These slides make up much of the content of the course. If you'd like to print out the slides, click on the link, add '?print-pdf' to the end of the URL, and then you can use your browser's Print function to print it out or save as a PDF.
This lecture introduces the structure of the class and shows the link between our underlying model of the world and the data that the world produces for us.
This lecture introduces the concept of the "data-generating process" and how we can use data to get at underlying truths.
Here we start working in R and get familiar with RStudio and some basic commands. These are the building blocks we'll be continuing to use later!
R works by creating and manipulating objects. We cover the kinds of objects and the functions we can run them through here.
We start getting comfortable with data frames and tibbles, the main way of handling data in R. And we'll need to be handling data!
In this lecture we start getting comfortable with manipulating data using the dplyr commands select(), filter(), and mutate().

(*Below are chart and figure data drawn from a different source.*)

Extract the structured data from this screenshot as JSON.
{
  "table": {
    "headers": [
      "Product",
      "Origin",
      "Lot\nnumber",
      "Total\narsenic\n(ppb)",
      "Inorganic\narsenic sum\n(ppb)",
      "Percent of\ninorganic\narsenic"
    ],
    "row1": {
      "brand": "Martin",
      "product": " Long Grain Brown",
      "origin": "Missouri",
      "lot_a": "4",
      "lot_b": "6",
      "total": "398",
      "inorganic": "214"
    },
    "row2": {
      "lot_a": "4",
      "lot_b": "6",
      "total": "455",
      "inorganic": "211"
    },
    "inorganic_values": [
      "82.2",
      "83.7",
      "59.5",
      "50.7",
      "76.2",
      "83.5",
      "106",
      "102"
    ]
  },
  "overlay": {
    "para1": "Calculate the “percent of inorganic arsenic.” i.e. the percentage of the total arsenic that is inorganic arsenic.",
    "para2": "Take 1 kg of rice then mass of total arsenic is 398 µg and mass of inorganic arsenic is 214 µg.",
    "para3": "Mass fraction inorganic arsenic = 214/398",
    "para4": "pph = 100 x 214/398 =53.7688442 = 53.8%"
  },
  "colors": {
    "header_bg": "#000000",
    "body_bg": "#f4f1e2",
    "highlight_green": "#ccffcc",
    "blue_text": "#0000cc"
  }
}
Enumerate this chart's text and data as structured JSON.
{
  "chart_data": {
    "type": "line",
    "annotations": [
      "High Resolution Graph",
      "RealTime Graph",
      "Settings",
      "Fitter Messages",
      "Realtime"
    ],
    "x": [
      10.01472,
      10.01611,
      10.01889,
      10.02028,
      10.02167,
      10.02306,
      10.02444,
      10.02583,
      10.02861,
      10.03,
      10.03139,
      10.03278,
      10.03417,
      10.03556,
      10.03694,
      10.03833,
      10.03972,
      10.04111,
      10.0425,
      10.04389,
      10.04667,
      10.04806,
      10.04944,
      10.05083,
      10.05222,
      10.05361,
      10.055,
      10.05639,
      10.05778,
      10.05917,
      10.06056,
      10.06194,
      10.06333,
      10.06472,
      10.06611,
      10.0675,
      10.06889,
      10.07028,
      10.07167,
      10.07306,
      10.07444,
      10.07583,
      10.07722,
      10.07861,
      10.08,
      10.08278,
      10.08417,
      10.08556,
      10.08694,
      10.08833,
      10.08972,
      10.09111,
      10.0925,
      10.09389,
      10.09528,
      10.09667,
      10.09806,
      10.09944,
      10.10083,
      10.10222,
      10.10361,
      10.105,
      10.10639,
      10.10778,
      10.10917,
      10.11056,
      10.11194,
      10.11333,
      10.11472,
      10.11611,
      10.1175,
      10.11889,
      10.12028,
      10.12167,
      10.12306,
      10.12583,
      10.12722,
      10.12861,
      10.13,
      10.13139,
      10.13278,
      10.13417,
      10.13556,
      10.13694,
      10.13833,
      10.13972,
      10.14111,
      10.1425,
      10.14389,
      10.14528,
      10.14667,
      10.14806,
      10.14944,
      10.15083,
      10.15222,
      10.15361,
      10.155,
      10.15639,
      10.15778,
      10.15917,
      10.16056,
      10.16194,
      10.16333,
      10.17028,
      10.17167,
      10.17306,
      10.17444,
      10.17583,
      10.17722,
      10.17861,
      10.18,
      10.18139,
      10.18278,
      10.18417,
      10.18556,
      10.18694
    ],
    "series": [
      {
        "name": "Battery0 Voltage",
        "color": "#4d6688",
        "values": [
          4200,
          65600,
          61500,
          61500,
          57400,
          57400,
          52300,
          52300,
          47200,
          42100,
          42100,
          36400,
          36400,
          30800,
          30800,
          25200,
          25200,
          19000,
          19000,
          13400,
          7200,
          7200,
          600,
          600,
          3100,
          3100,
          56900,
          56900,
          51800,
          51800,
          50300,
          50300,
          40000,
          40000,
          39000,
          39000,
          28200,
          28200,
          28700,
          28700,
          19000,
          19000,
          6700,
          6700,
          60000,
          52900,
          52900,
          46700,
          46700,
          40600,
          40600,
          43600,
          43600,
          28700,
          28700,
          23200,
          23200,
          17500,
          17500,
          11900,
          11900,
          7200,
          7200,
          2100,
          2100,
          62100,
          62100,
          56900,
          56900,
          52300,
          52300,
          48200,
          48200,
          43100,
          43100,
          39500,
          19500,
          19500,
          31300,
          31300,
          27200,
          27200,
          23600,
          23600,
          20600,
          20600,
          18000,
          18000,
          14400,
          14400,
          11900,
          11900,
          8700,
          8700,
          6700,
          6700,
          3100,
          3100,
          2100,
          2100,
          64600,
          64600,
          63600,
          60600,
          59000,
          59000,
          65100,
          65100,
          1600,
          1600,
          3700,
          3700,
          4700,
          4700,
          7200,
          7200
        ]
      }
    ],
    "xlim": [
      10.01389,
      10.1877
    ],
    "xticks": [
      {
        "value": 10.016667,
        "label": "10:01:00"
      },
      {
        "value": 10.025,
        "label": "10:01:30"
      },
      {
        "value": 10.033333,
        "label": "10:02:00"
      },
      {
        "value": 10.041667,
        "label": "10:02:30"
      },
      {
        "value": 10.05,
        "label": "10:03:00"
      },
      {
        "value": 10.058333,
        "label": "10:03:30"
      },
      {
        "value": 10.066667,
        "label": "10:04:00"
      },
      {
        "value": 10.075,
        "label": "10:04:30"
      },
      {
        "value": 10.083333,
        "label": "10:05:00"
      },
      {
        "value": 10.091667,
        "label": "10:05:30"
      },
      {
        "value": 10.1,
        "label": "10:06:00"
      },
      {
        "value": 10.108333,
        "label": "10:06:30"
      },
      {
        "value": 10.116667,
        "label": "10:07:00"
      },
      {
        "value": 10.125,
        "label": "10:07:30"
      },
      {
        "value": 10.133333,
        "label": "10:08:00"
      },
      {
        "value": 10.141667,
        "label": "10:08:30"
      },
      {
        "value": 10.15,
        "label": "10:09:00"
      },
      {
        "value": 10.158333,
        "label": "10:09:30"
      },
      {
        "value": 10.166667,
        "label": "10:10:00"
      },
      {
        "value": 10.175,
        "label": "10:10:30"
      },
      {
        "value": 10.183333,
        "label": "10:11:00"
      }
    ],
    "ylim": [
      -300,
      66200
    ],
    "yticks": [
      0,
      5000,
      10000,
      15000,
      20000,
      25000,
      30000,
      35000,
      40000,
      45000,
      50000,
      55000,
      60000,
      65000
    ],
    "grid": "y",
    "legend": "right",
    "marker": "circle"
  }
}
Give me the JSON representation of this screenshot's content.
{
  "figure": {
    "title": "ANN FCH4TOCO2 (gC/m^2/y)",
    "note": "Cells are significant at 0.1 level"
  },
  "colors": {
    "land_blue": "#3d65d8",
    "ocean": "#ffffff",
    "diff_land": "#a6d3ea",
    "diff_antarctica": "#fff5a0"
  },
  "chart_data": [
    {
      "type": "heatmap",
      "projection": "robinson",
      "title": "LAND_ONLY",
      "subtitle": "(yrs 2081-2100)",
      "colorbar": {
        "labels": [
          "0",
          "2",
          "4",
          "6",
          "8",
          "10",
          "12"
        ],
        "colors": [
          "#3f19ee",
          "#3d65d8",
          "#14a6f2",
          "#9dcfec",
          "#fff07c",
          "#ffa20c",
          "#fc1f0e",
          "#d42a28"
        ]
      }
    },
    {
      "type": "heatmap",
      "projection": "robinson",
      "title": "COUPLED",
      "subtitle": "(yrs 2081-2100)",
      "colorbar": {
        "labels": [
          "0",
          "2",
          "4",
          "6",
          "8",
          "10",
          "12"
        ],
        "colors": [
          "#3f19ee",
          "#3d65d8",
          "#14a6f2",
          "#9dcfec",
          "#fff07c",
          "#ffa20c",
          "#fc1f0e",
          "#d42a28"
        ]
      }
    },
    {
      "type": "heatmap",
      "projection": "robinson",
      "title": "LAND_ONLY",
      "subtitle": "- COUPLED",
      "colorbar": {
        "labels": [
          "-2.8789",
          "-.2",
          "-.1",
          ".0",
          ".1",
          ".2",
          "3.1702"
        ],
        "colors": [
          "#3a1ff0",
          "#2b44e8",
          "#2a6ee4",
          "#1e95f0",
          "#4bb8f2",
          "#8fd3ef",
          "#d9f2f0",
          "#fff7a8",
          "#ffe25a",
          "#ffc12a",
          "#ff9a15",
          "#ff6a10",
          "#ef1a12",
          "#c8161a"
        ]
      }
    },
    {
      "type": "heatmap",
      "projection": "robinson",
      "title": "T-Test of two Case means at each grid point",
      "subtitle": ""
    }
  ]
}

We don't want to just look at raw data, we want to summarize it so we can make sense of it! Here we cover ways of describing the distributions of single variables.
You didn't think you were going to get away without doing a little data visualization, did you?
Most of what we do in econometrics has to do with not just one variable, but looking at how multiple variables interact. Let's do some of that.
What does it mean to "explain one variable with another" and how do we do it? There are many ways, of course, but conceptually they all boil down to variations on some simple concepts we'll be going over here.
If we want to understand whether our methods are actually capable of uncovering the data generating process, we need a situation where we know what the answer is so we can check it. How about we just make up our own?
This is just a recap lecture for the programming content of the course before the midterm.
This lecture introduces the fundamental problem of identifying causal effects from observational data.
We will be representing our underlying models using causal diagrams. This lecture goes over what those are and how they work.
And of course we need to be able to get the models in our own heads down on paper too, right? We need to know how to draw our own causal diagrams.
What keeps us from just being able to look at correlations in the data and call them causal? Why, it's those nasty back doors. What are they and how can we find and close them?
We need a little muscle memory in order to be able to put models down on paper. Let's do the work.
An important part of causal inference is being able to close back doors by controlling for variables. How does that work? When should we do it, and when shouldn't we? What are "colliders"?
Now we're starting to get into the standard econometrician's toolbox. How can you possibly measure everything you need to control for? You can't! But sometimes you can control for things that you can't measure. That's where fixed effects comes in.
A major concept in causal inference is the idea that we're comparing a "treated" and an "untreated" group. What do we mean by that, and is it possible to create those groups artificially using matching?
One of the most important tools for econometricians is difference-in-differences, where you compare a treated and untreated group across time to isolate a causal effect.
It's hard to find a treatment and control group that are really the same except that one got treatment. One way you can do it is by finding two groups standing just next to each other when the scimitar cleaves juuuust between them.
I've thrown a lot of tools at you in the past few weeks. Let's take a chance to slow down and try to apply them.
One last tool for the toolbox: instrumental variables. It's like something out in the world did the randomization in our experiment for us!
When should we use IV? When should we trust it? When should we use something else from the toolbox?
Just a review period before the causal inference midterm. We'll be covering again, and practicing, the methods and material we've gone over so far.
We've been explaining one variable with another all term. One common high-octane way of doing this is with regression. We'll cover regression conceptually, as a preview of future classes, and see what it can do for us to aid our causal inference.
We apply regression to all of our causal inference methods here, and even get a little peek at some other ways of explaining with machine learning.